Tuesday, October 26, 2010

Shoot the Hero

I recently received a movie via Netflix that I had zero expectations from. With that in mind, forgive if I oversell this movie for more than it is, afterall it’s really easy to exceed low expectations.

Shoot The Hero is a quirky action-comedy starring Jason Mewes. Right there, you know why I watched it. Also appearing are Danny Trejo, Fred Williamson, and Katie Morgan. Not a cast one usually sees headlining a movie, but they were enjoyable none-the-less.

The plot is a little convoluted at first, especially when the point of view shifts from Mewes to The Smith Brothers. One has to wonder if the Smith Brothers are any relation to Kevin. They debate comic books, quote movies, and one of them is a little on the heavy side. Probably just a coincidence. I’ll try to sum up the movie without spoiling the one entertaining aspect of the movie.

Nate (played by Jay) takes his overbearing girlfriend, Kate, to a jewelry store to pick out engagement rings. While they drive there, she bitches about being blindfolded and that he’d best not be taking her to another comic book movie. This relationship sounds great, right?

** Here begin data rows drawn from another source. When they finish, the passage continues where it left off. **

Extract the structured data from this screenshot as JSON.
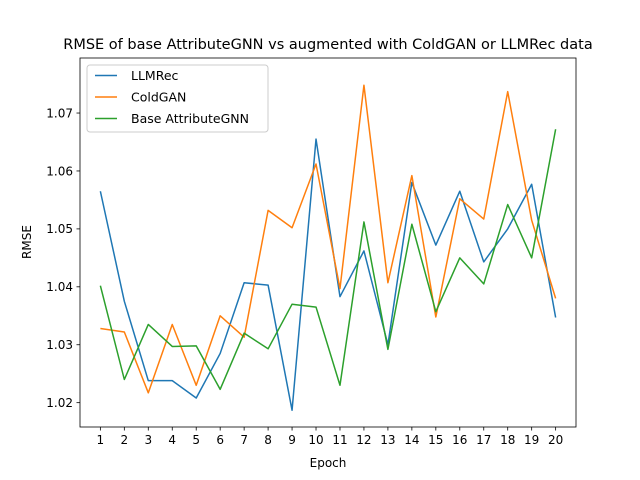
{
  "chart_data": {
    "type": "line",
    "title": "RMSE of base AttributeGNN vs augmented with ColdGAN or LLMRec data",
    "xlabel": "Epoch",
    "ylabel": "RMSE",
    "x": [
      1,
      2,
      3,
      4,
      5,
      6,
      7,
      8,
      9,
      10,
      11,
      12,
      13,
      14,
      15,
      16,
      17,
      18,
      19,
      20
    ],
    "xlim": [
      0.15,
      20.85
    ],
    "ylim": [
      1.0158,
      1.0795
    ],
    "yticks": [
      1.02,
      1.03,
      1.04,
      1.05,
      1.06,
      1.07
    ],
    "ytick_labels": [
      "1.02",
      "1.03",
      "1.04",
      "1.05",
      "1.06",
      "1.07"
    ],
    "xtick_labels": [
      "1",
      "2",
      "3",
      "4",
      "5",
      "6",
      "7",
      "8",
      "9",
      "10",
      "11",
      "12",
      "13",
      "14",
      "15",
      "16",
      "17",
      "18",
      "19",
      "20"
    ],
    "grid": false,
    "legend_position": "top-left",
    "series": [
      {
        "name": "LLMRec",
        "color": "#1f77b4",
        "values": [
          1.0565,
          1.0375,
          1.0238,
          1.0238,
          1.0208,
          1.0285,
          1.0407,
          1.0403,
          1.0187,
          1.0655,
          1.0383,
          1.0462,
          1.03,
          1.058,
          1.0472,
          1.0565,
          1.0443,
          1.05,
          1.0577,
          1.0347
        ]
      },
      {
        "name": "ColdGAN",
        "color": "#ff7f0e",
        "values": [
          1.0328,
          1.0322,
          1.0217,
          1.0335,
          1.023,
          1.035,
          1.0313,
          1.0532,
          1.0502,
          1.0612,
          1.0397,
          1.0748,
          1.0407,
          1.0592,
          1.0348,
          1.0552,
          1.0517,
          1.0737,
          1.0515,
          1.038
        ]
      },
      {
        "name": "Base AttributeGNN",
        "color": "#2ca02c",
        "values": [
          1.0402,
          1.024,
          1.0335,
          1.0297,
          1.0298,
          1.0223,
          1.032,
          1.0293,
          1.037,
          1.0365,
          1.023,
          1.0512,
          1.0292,
          1.0508,
          1.0357,
          1.045,
          1.0405,
          1.0542,
          1.045,
          1.0672
        ]
      }
    ]
  }
}
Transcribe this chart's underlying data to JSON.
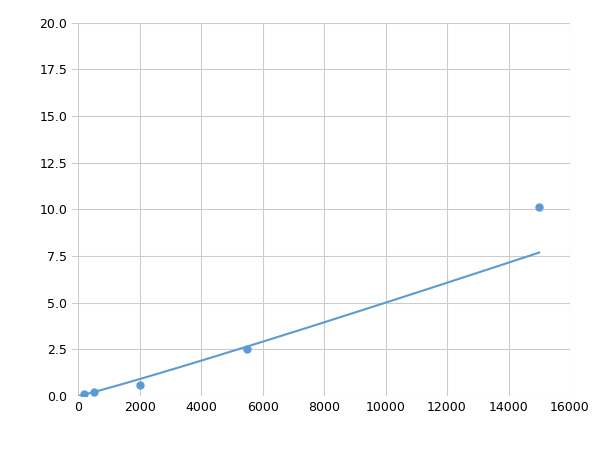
{
  "x": [
    200,
    500,
    2000,
    5500,
    15000
  ],
  "y": [
    0.1,
    0.2,
    0.6,
    2.5,
    10.1
  ],
  "line_color": "#5b9bd5",
  "marker_color": "#5b9bd5",
  "marker_size": 5,
  "line_width": 1.5,
  "xlim": [
    -200,
    16000
  ],
  "ylim": [
    0.0,
    20.0
  ],
  "xticks": [
    0,
    2000,
    4000,
    6000,
    8000,
    10000,
    12000,
    14000,
    16000
  ],
  "yticks": [
    0.0,
    2.5,
    5.0,
    7.5,
    10.0,
    12.5,
    15.0,
    17.5,
    20.0
  ],
  "grid_color": "#cccccc",
  "background_color": "#ffffff",
  "figure_facecolor": "#ffffff"
}
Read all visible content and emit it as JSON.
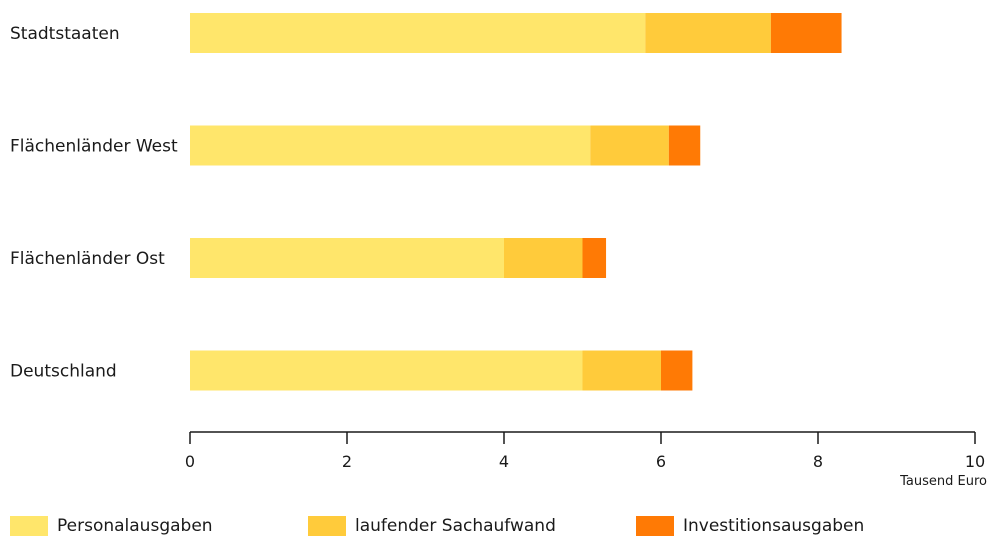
{
  "chart_data": {
    "type": "bar",
    "orientation": "horizontal",
    "stacked": true,
    "categories": [
      "Stadtstaaten",
      "Flächenländer West",
      "Flächenländer Ost",
      "Deutschland"
    ],
    "series": [
      {
        "name": "Personalausgaben",
        "color": "#ffe66b",
        "values": [
          5.8,
          5.1,
          4.0,
          5.0
        ]
      },
      {
        "name": "laufender Sachaufwand",
        "color": "#ffcb3b",
        "values": [
          1.6,
          1.0,
          1.0,
          1.0
        ]
      },
      {
        "name": "Investitionsausgaben",
        "color": "#ff7a05",
        "values": [
          0.9,
          0.4,
          0.3,
          0.4
        ]
      }
    ],
    "xlim": [
      0,
      10
    ],
    "xticks": [
      "0",
      "2",
      "4",
      "6",
      "8",
      "10"
    ],
    "xlabel": "Tausend Euro",
    "ylabel": "",
    "title": "",
    "grid": false,
    "legend_position": "bottom"
  }
}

The jewelry store is closed when they arrive, cue more snide remarks from the girlfriend. Nate begs his way into the store and they look at rings. Enter robbers. A group of masked thieves enter with guns and rob the place. The lovebirds hide behind a counter and the girl does not stop bitching. There are two disputes going on in the room and they are cut together in alternating shots. As the argument between the couple heats up and nears its end, the other dispute peaks into a violent shoot off that leaves all but two of the thieves alive. The robbery was planned by Franklin in an attempt to take down Crazy Joe (a mob boss who is apparently crazy, and named Joe) but the group he assembled were in Joe’s pocket. They turn on him. When the shoot out is over Nate and his girl try to leave. Nate encourages the guy to shoot his bitchy would-be fiancée. This ends with Nate beating the lone robber to a pulp and stealing the bag of diamonds and cash. They ride off into the sunset.

Enter The Smith Bros. Two slackers who do nothing but bicker more than Nate and his girlfriend. They end up in a mercenary training camp (led by Shaft himself). This scene seems way out of place. In fact I found myself asking what the hell these two losers have to do with anything so far. Just hold tight, it all makes some sense later on. When they escape the mercs they hitch a ride with none other than Nate and Kate, his now fiancée (on their way to Vegas to get married)

Here is where the plots intertwine in a very Tarantino-esque twist (guns, blood and death are a must here). The end of the movie is decided by a game of paper, rock, scissors. That is all I’ll say so I don’t spoil anything for those who might watch it.

While this is not a movie I would buy and rewatch, it was a very entertaining schlocky film that required little thought. If you want a popcorn movie to sit back and enjoy – rent this one. It’s worth at least one viewing.

Last Quote: The Mighty Boosh – “The Priest and the Beast”

Today’s Quote: “Let’s do our laundry.”